Pathology Institute Defends Its Turf
Monday, August 17, 2009
For nearly 150 years, from its origins during the Civil War, the Armed Forces Institute of Pathology in Washington has helped diagnose illnesses and solve medical mysteries.
The institute's unsurpassed repository of 95 million tissue samples helped researchers reconstruct the virus behind the notorious 1918-19 Spanish flu three years ago, providing clues on how to battle new pandemics such as the H1N1 virus. Earlier this month, the institute's DNA lab in Rockville identified the remains of Navy Capt. Michael Scott Speicher, ending nearly two decades of uncertainty over the fate of the pilot, shot down during the Persian Gulf War.
Despite the institute's renown, the Pentagon announced plans four years ago to shut it down as part of the closure of Walter Reed Army Medical Center in 2011 because of the federal base-closing program.

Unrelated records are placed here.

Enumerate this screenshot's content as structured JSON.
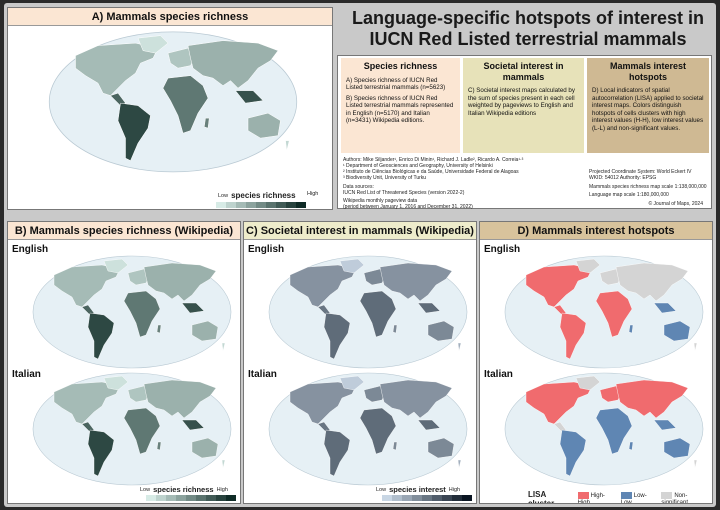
{
  "title": "Language-specific hotspots of interest in IUCN Red Listed terrestrial mammals",
  "panel_a": {
    "title": "A) Mammals species richness",
    "legend_title": "species richness",
    "low": "Low",
    "high": "High"
  },
  "info": {
    "col1": {
      "heading": "Species richness",
      "p1": "A) Species richness of IUCN Red Listed terrestrial mammals (n=5623)",
      "p2": "B) Species richness of IUCN Red Listed terrestrial mammals represented in English (n=5170) and Italian (n=3431) Wikipedia editions."
    },
    "col2": {
      "heading": "Societal interest in mammals",
      "p1": "C) Societal interest maps calculated by the sum of species present in each cell weighted by pageviews to English and Italian Wikipedia editions"
    },
    "col3": {
      "heading": "Mammals interest hotspots",
      "p1": "D) Local indicators of spatial autocorrelation (LISA) applied to societal interest maps. Colors distinguish hotspots of cells clusters with high interest values (H-H), low interest values (L-L) and non-significant values."
    },
    "authors": "Authors: Mike Siljander¹, Enrico Di Minin¹, Richard J. Ladle², Ricardo A. Correia¹·³",
    "aff1": "¹ Department of Geosciences and Geography, University of Helsinki",
    "aff2": "² Instituto de Ciências Biológicas e da Saúde, Universidade Federal de Alagoas",
    "aff3": "³ Biodiversity Unit, University of Turku",
    "ds_h": "Data sources:",
    "ds1": "IUCN Red List of Threatened Species (version 2022-2)",
    "ds2": "Wikipedia monthly pageview data",
    "ds3": "(period between January 1, 2016 and December 31, 2022)",
    "proj": "Projected Coordinate System: World Eckert IV",
    "wkid": "WKID: 54012 Authority: EPSG",
    "scale1": "Mammals species richness map scale 1:138,000,000",
    "scale2": "Language map scale 1:180,000,000",
    "copyright": "© Journal of Maps, 2024"
  },
  "panel_b": {
    "title": "B) Mammals species richness (Wikipedia)",
    "lang1": "English",
    "lang2": "Italian",
    "legend_title": "species richness",
    "low": "Low",
    "high": "High"
  },
  "panel_c": {
    "title": "C) Societal interest in mammals (Wikipedia)",
    "lang1": "English",
    "lang2": "Italian",
    "legend_title": "species interest",
    "low": "Low",
    "high": "High"
  },
  "panel_d": {
    "title": "D) Mammals interest hotspots",
    "lang1": "English",
    "lang2": "Italian",
    "legend_title": "LISA cluster",
    "hh": "High-High",
    "ll": "Low-Low",
    "ns": "Non-significant"
  },
  "colors": {
    "teal_light": "#d7ebe6",
    "teal_dark": "#0f2b26",
    "blue_light": "#c8d6e4",
    "blue_dark": "#0a1522",
    "lisa_hh": "#f06b6e",
    "lisa_ll": "#5f86b3",
    "lisa_ns": "#d4d4d4",
    "head_a": "#fbe6d3",
    "head_b": "#fbe6d3",
    "head_c": "#eeeccb",
    "head_d": "#d8c39c",
    "box1": "#fbe6d3",
    "box2": "#e7e2b9",
    "box3": "#cfb993"
  }
}
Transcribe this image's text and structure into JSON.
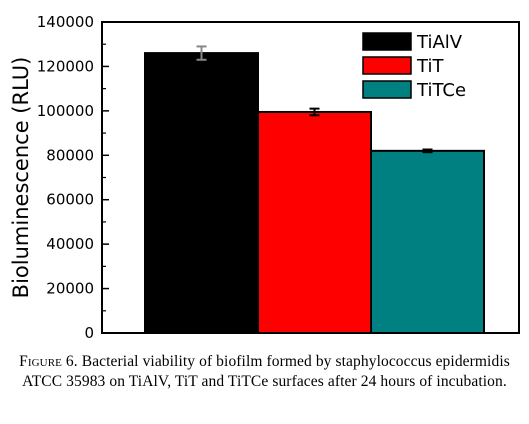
{
  "chart_data": {
    "type": "bar",
    "title": "",
    "xlabel": "",
    "ylabel": "Bioluminescence (RLU)",
    "categories": [
      "TiAlV",
      "TiT",
      "TiTCe"
    ],
    "values": [
      126000,
      99500,
      82000
    ],
    "errors": [
      3000,
      1500,
      600
    ],
    "colors": [
      "#000000",
      "#ff0000",
      "#008080"
    ],
    "ylim": [
      0,
      140000
    ],
    "yticks": [
      0,
      20000,
      40000,
      60000,
      80000,
      100000,
      120000,
      140000
    ],
    "ytick_labels": [
      "0",
      "20000",
      "40000",
      "60000",
      "80000",
      "100000",
      "120000",
      "140000"
    ],
    "legend": [
      "TiAlV",
      "TiT",
      "TiTCe"
    ],
    "legend_position": "top-right",
    "grid": false
  },
  "caption": {
    "figure_label": "Figure 6.",
    "text": "Bacterial viability of biofilm formed by staphylococcus epidermidis ATCC 35983 on TiAlV, TiT and TiTCe surfaces after 24 hours of incubation."
  }
}
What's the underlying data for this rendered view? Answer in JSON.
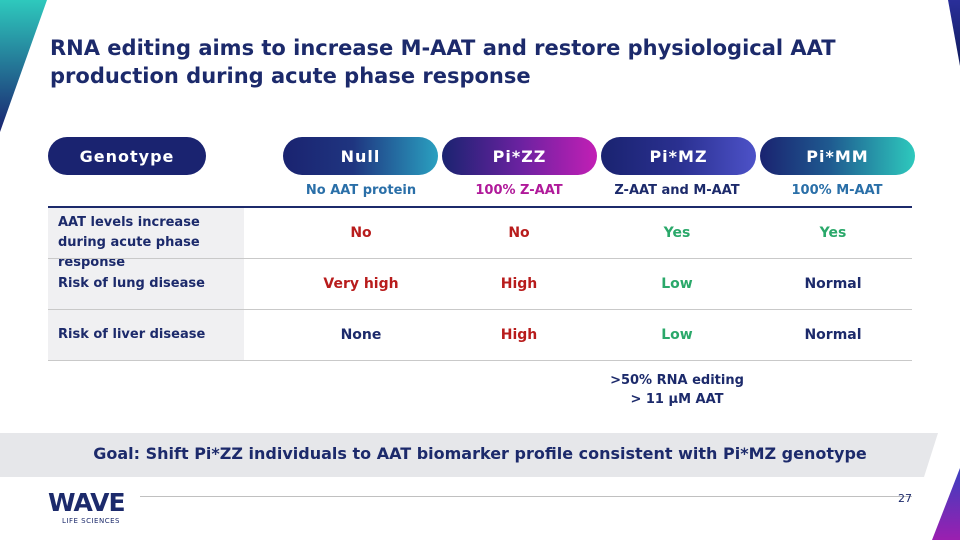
{
  "title": "RNA editing aims to increase M-AAT and restore physiological AAT production during acute phase response",
  "header": {
    "genotype_label": "Genotype",
    "columns": [
      {
        "label": "Null",
        "subtitle": "No AAT protein"
      },
      {
        "label": "Pi*ZZ",
        "subtitle": "100% Z-AAT"
      },
      {
        "label": "Pi*MZ",
        "subtitle": "Z-AAT and M-AAT"
      },
      {
        "label": "Pi*MM",
        "subtitle": "100% M-AAT"
      }
    ]
  },
  "rows": [
    {
      "label": "AAT levels increase during acute phase response",
      "values": [
        "No",
        "No",
        "Yes",
        "Yes"
      ]
    },
    {
      "label": "Risk of lung disease",
      "values": [
        "Very high",
        "High",
        "Low",
        "Normal"
      ]
    },
    {
      "label": "Risk of liver disease",
      "values": [
        "None",
        "High",
        "Low",
        "Normal"
      ]
    }
  ],
  "note": {
    "line1": ">50% RNA editing",
    "line2": "> 11 µM AAT"
  },
  "goal": "Goal: Shift Pi*ZZ individuals to AAT biomarker profile consistent with Pi*MZ genotype",
  "footer": {
    "logo_text": "WAVE",
    "logo_sub": "LIFE SCIENCES",
    "page_number": "27"
  },
  "colors": {
    "navy": "#1c2a6b",
    "red": "#b81c1c",
    "green": "#2aa86a",
    "magenta": "#c21fb5",
    "teal": "#2ec9bd"
  }
}
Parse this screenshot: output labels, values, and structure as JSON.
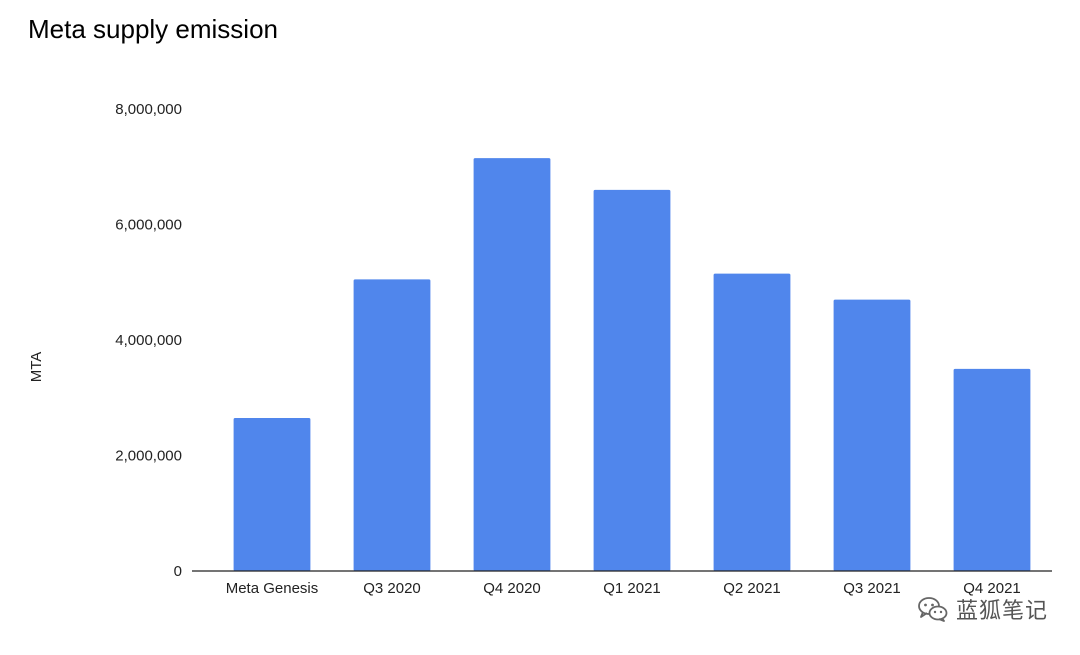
{
  "chart_data": {
    "type": "bar",
    "title": "Meta supply emission",
    "xlabel": "",
    "ylabel": "MTA",
    "categories": [
      "Meta Genesis",
      "Q3 2020",
      "Q4 2020",
      "Q1 2021",
      "Q2 2021",
      "Q3 2021",
      "Q4 2021"
    ],
    "values": [
      2650000,
      5050000,
      7150000,
      6600000,
      5150000,
      4700000,
      3500000
    ],
    "ylim": [
      0,
      8000000
    ],
    "yticks": [
      0,
      2000000,
      4000000,
      6000000,
      8000000
    ],
    "ytick_labels": [
      "0",
      "2,000,000",
      "4,000,000",
      "6,000,000",
      "8,000,000"
    ],
    "bar_color": "#5086ec",
    "grid": false,
    "legend": "none"
  },
  "watermark": {
    "text": "蓝狐笔记",
    "icon": "wechat-icon"
  }
}
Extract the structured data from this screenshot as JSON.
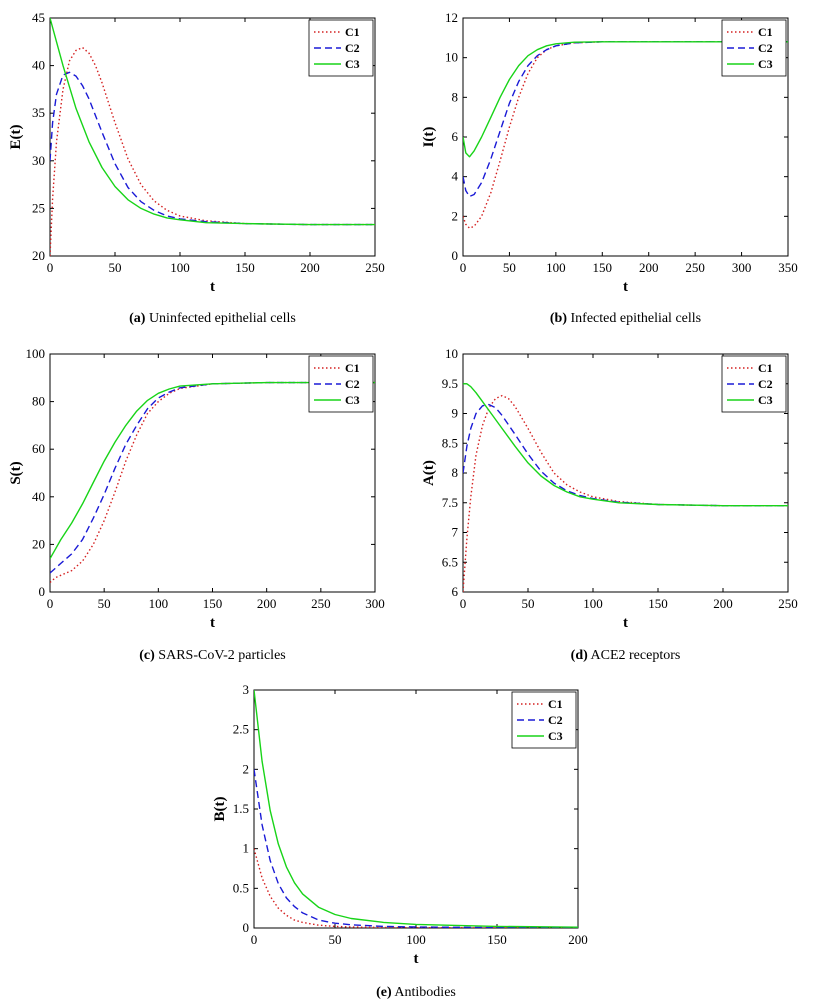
{
  "colors": {
    "C1": "#d42020",
    "C2": "#1a1ad6",
    "C3": "#18d418",
    "axis": "#000000",
    "background": "#ffffff"
  },
  "legend": {
    "labels": [
      "C1",
      "C2",
      "C3"
    ],
    "placement": "top-right"
  },
  "chart_data": [
    {
      "id": "a",
      "type": "line",
      "caption_letter": "(a)",
      "caption_text": "Uninfected epithelial cells",
      "xlabel": "t",
      "ylabel": "E(t)",
      "xlim": [
        0,
        250
      ],
      "ylim": [
        20,
        45
      ],
      "xticks": [
        0,
        50,
        100,
        150,
        200,
        250
      ],
      "yticks": [
        20,
        25,
        30,
        35,
        40,
        45
      ],
      "series": [
        {
          "name": "C1",
          "style": "dotted",
          "x": [
            0,
            2,
            5,
            10,
            15,
            20,
            25,
            30,
            35,
            40,
            50,
            60,
            70,
            80,
            90,
            100,
            120,
            150,
            200,
            250
          ],
          "y": [
            20,
            26,
            32,
            37.5,
            40.5,
            41.6,
            41.9,
            41.3,
            40.0,
            38.2,
            34.0,
            30.2,
            27.5,
            25.8,
            24.8,
            24.2,
            23.7,
            23.4,
            23.3,
            23.3
          ]
        },
        {
          "name": "C2",
          "style": "dashed",
          "x": [
            0,
            2,
            5,
            10,
            15,
            20,
            25,
            30,
            40,
            50,
            60,
            70,
            80,
            90,
            100,
            120,
            150,
            200,
            250
          ],
          "y": [
            30,
            34,
            37,
            39,
            39.3,
            38.9,
            37.9,
            36.5,
            33.0,
            29.7,
            27.2,
            25.7,
            24.8,
            24.2,
            23.9,
            23.6,
            23.4,
            23.3,
            23.3
          ]
        },
        {
          "name": "C3",
          "style": "solid",
          "x": [
            0,
            5,
            10,
            20,
            30,
            40,
            50,
            60,
            70,
            80,
            90,
            100,
            120,
            150,
            200,
            250
          ],
          "y": [
            45,
            42.5,
            40.0,
            35.5,
            32.0,
            29.3,
            27.3,
            25.9,
            25.0,
            24.4,
            24.0,
            23.8,
            23.5,
            23.4,
            23.3,
            23.3
          ]
        }
      ]
    },
    {
      "id": "b",
      "type": "line",
      "caption_letter": "(b)",
      "caption_text": "Infected epithelial cells",
      "xlabel": "t",
      "ylabel": "I(t)",
      "xlim": [
        0,
        350
      ],
      "ylim": [
        0,
        12
      ],
      "xticks": [
        0,
        50,
        100,
        150,
        200,
        250,
        300,
        350
      ],
      "yticks": [
        0,
        2,
        4,
        6,
        8,
        10,
        12
      ],
      "series": [
        {
          "name": "C1",
          "style": "dotted",
          "x": [
            0,
            3,
            7,
            12,
            20,
            30,
            40,
            50,
            60,
            70,
            80,
            90,
            100,
            120,
            150,
            200,
            250,
            300,
            350
          ],
          "y": [
            2,
            1.6,
            1.4,
            1.5,
            2.0,
            3.2,
            4.8,
            6.5,
            8.0,
            9.2,
            10.0,
            10.4,
            10.6,
            10.75,
            10.8,
            10.8,
            10.8,
            10.8,
            10.8
          ]
        },
        {
          "name": "C2",
          "style": "dashed",
          "x": [
            0,
            3,
            7,
            12,
            20,
            30,
            40,
            50,
            60,
            70,
            80,
            90,
            100,
            120,
            150,
            200,
            250,
            300,
            350
          ],
          "y": [
            4,
            3.3,
            3.0,
            3.1,
            3.7,
            4.9,
            6.3,
            7.7,
            8.8,
            9.6,
            10.1,
            10.4,
            10.6,
            10.75,
            10.8,
            10.8,
            10.8,
            10.8,
            10.8
          ]
        },
        {
          "name": "C3",
          "style": "solid",
          "x": [
            0,
            3,
            7,
            12,
            20,
            30,
            40,
            50,
            60,
            70,
            80,
            90,
            100,
            120,
            150,
            200,
            250,
            300,
            350
          ],
          "y": [
            6,
            5.2,
            5.0,
            5.3,
            6.0,
            7.0,
            8.0,
            8.9,
            9.6,
            10.1,
            10.4,
            10.6,
            10.7,
            10.78,
            10.8,
            10.8,
            10.8,
            10.8,
            10.8
          ]
        }
      ]
    },
    {
      "id": "c",
      "type": "line",
      "caption_letter": "(c)",
      "caption_text": "SARS-CoV-2 particles",
      "xlabel": "t",
      "ylabel": "S(t)",
      "xlim": [
        0,
        300
      ],
      "ylim": [
        0,
        100
      ],
      "xticks": [
        0,
        50,
        100,
        150,
        200,
        250,
        300
      ],
      "yticks": [
        0,
        20,
        40,
        60,
        80,
        100
      ],
      "series": [
        {
          "name": "C1",
          "style": "dotted",
          "x": [
            0,
            5,
            10,
            20,
            30,
            40,
            50,
            60,
            70,
            80,
            90,
            100,
            110,
            120,
            150,
            200,
            250,
            300
          ],
          "y": [
            4,
            6,
            7,
            9,
            13,
            20,
            30,
            42,
            55,
            66,
            75,
            80,
            83.5,
            85.5,
            87.5,
            88,
            88,
            88
          ]
        },
        {
          "name": "C2",
          "style": "dashed",
          "x": [
            0,
            5,
            10,
            20,
            30,
            40,
            50,
            60,
            70,
            80,
            90,
            100,
            110,
            120,
            150,
            200,
            250,
            300
          ],
          "y": [
            8,
            10,
            12,
            16,
            22,
            31,
            41,
            52,
            62,
            70,
            77,
            81.5,
            84,
            85.8,
            87.5,
            88,
            88,
            88
          ]
        },
        {
          "name": "C3",
          "style": "solid",
          "x": [
            0,
            5,
            10,
            20,
            30,
            40,
            50,
            60,
            70,
            80,
            90,
            100,
            110,
            120,
            150,
            200,
            250,
            300
          ],
          "y": [
            14,
            18,
            22,
            29,
            37,
            46,
            55,
            63,
            70,
            76,
            80.5,
            83.5,
            85.3,
            86.5,
            87.5,
            88,
            88,
            88
          ]
        }
      ]
    },
    {
      "id": "d",
      "type": "line",
      "caption_letter": "(d)",
      "caption_text": "ACE2 receptors",
      "xlabel": "t",
      "ylabel": "A(t)",
      "xlim": [
        0,
        250
      ],
      "ylim": [
        6,
        10
      ],
      "xticks": [
        0,
        50,
        100,
        150,
        200,
        250
      ],
      "yticks": [
        6,
        6.5,
        7,
        7.5,
        8,
        8.5,
        9,
        9.5,
        10
      ],
      "series": [
        {
          "name": "C1",
          "style": "dotted",
          "x": [
            0,
            3,
            6,
            10,
            15,
            20,
            25,
            30,
            35,
            40,
            50,
            60,
            70,
            80,
            90,
            100,
            120,
            150,
            200,
            250
          ],
          "y": [
            6,
            6.9,
            7.6,
            8.3,
            8.8,
            9.1,
            9.25,
            9.3,
            9.25,
            9.12,
            8.75,
            8.35,
            8.0,
            7.8,
            7.68,
            7.6,
            7.52,
            7.47,
            7.45,
            7.45
          ]
        },
        {
          "name": "C2",
          "style": "dashed",
          "x": [
            0,
            3,
            6,
            10,
            15,
            20,
            25,
            30,
            40,
            50,
            60,
            70,
            80,
            90,
            100,
            120,
            150,
            200,
            250
          ],
          "y": [
            8,
            8.45,
            8.75,
            9.0,
            9.13,
            9.15,
            9.1,
            8.97,
            8.65,
            8.32,
            8.03,
            7.83,
            7.7,
            7.62,
            7.57,
            7.51,
            7.47,
            7.45,
            7.45
          ]
        },
        {
          "name": "C3",
          "style": "solid",
          "x": [
            0,
            3,
            6,
            10,
            15,
            20,
            30,
            40,
            50,
            60,
            70,
            80,
            90,
            100,
            120,
            150,
            200,
            250
          ],
          "y": [
            9.5,
            9.5,
            9.45,
            9.35,
            9.2,
            9.05,
            8.75,
            8.45,
            8.17,
            7.95,
            7.79,
            7.68,
            7.6,
            7.56,
            7.5,
            7.47,
            7.45,
            7.45
          ]
        }
      ]
    },
    {
      "id": "e",
      "type": "line",
      "caption_letter": "(e)",
      "caption_text": "Antibodies",
      "xlabel": "t",
      "ylabel": "B(t)",
      "xlim": [
        0,
        200
      ],
      "ylim": [
        0,
        3
      ],
      "xticks": [
        0,
        50,
        100,
        150,
        200
      ],
      "yticks": [
        0,
        0.5,
        1,
        1.5,
        2,
        2.5,
        3
      ],
      "series": [
        {
          "name": "C1",
          "style": "dotted",
          "x": [
            0,
            5,
            10,
            15,
            20,
            25,
            30,
            40,
            50,
            60,
            80,
            100,
            150,
            200
          ],
          "y": [
            1,
            0.63,
            0.4,
            0.25,
            0.16,
            0.1,
            0.07,
            0.035,
            0.02,
            0.012,
            0.006,
            0.004,
            0.002,
            0.001
          ]
        },
        {
          "name": "C2",
          "style": "dashed",
          "x": [
            0,
            5,
            10,
            15,
            20,
            25,
            30,
            40,
            50,
            60,
            80,
            100,
            150,
            200
          ],
          "y": [
            2,
            1.3,
            0.85,
            0.56,
            0.38,
            0.27,
            0.19,
            0.1,
            0.06,
            0.04,
            0.02,
            0.012,
            0.005,
            0.002
          ]
        },
        {
          "name": "C3",
          "style": "solid",
          "x": [
            0,
            5,
            10,
            15,
            20,
            25,
            30,
            40,
            50,
            60,
            80,
            100,
            150,
            200
          ],
          "y": [
            3,
            2.1,
            1.48,
            1.06,
            0.77,
            0.57,
            0.43,
            0.26,
            0.17,
            0.12,
            0.07,
            0.045,
            0.02,
            0.01
          ]
        }
      ]
    }
  ]
}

A private company revealed plans this month to fill the "critical void" left by the institute's closing. A news release Aug. 7 announced the formation of "AFIP Laboratories," made up of staff from "the soon-to-be-closed Armed Forces Institute of Pathology."
Company officials say they are hiring more than two dozen civilian pathologists from the institute. The company has leased space in Silver Spring, three miles from Walter Reed, and is set to begin operations on Sept. 8.
But the military institute insists that reports of its demise are exaggerated.
Last Monday, the private company, a division of Bostwick Laboratories, received a letter from the Defense Department requesting that it cease using the AFIP name. On Thursday, the company agreed, changing its name to "AIP Laboratories."
In addition, the military institute placed a scrolling notice on its Web site last week denying that the institute will be closing soon and will not be taking new cases.
"Unfortunately, it has come to the attention of the AFIP that some contributors are confused and under the false impression that the AFIP will no longer be accepting cases for consultation after August 2009," the announcement said. "This is not the case -- the AFIP has not closed."
"We're worried that there's been misleading information put out there," Army Col. Jo Lynne Raymond, deputy commander of the institute, said in an interview. "We want to set the record straight -- we are the AFIP."
Institute pathologists will continue to provide consultative services on behalf of the military, Veterans Affairs, other federal agencies and the civilian medical community, a number that typically reaches 50,000 cases or more a year, Raymond said.
Though it is still slated to close, the institute is hiring pathologists to replace the ones leaving for the private company, she said.